Institutional complexes change through states’ interdependent decisions to join, reform, or create international institutions. Rendering these decisions in the form of a network enables the leveraging of network theory and network methods. Network and power analysis can both help us understand how the rate of change in these dependent variables may differ across the institutional complex, rendered as a network. Network analysis makes more precise institutionalist suggestions that denser, overlapping institutional complexes might slow down institutional changes. Power analysis reminds both institutional and network analysis that powerful actors can act or force others to act where others cannot.

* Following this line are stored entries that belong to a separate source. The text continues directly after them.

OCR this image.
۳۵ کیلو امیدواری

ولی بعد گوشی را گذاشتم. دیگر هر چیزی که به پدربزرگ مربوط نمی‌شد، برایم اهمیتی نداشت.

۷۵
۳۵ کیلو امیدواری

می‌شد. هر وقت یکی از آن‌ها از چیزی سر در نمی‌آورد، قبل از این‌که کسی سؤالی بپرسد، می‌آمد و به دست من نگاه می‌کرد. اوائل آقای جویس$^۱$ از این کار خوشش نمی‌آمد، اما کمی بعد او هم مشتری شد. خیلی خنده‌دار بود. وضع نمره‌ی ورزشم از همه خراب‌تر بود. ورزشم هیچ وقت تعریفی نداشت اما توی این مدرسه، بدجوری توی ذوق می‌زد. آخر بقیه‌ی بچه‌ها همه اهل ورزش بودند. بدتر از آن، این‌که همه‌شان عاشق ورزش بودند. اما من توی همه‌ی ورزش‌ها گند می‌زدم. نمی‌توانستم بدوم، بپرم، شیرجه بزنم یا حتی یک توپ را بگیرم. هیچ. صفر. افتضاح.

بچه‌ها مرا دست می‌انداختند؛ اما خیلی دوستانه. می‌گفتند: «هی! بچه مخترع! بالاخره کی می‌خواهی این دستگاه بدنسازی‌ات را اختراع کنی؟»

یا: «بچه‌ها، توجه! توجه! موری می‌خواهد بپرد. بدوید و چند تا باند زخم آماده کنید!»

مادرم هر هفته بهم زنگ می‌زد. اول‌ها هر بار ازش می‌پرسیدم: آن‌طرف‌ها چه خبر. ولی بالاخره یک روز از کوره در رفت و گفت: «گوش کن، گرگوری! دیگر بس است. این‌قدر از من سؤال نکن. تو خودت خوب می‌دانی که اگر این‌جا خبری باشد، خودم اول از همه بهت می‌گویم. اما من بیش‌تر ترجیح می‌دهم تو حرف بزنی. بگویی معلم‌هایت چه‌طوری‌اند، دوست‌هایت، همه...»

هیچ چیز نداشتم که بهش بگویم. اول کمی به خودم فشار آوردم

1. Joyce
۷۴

Combining these literatures promises to provide a more nuanced theory of the rate of institutional change.


The project plans to study the effects of network and power on how quickly states join, reform, or create international institutions by examining the historical dynamics of three institutional networks from different domains-military alliances (security), trade (economics), and fisheries agreements (environment). A three- part research design allows the development and testing of a theory of the rate of institutional change by 1) identifying network and power mechanisms that generalise across domains, 2) recognising how context conditions their influence, and 3) understanding how institutional complexes coevolve. The main methodology utilised is a dynamic actor-oriented network event model to estimate the effects network and power have on the timing and choices of institutional changes. Three extensions to this model to be developed during this project will further social and political network research. Text analytic methods will also be used to quantify change in institutional design and to follow up qualitatively cases identified by the models as representative or outliers.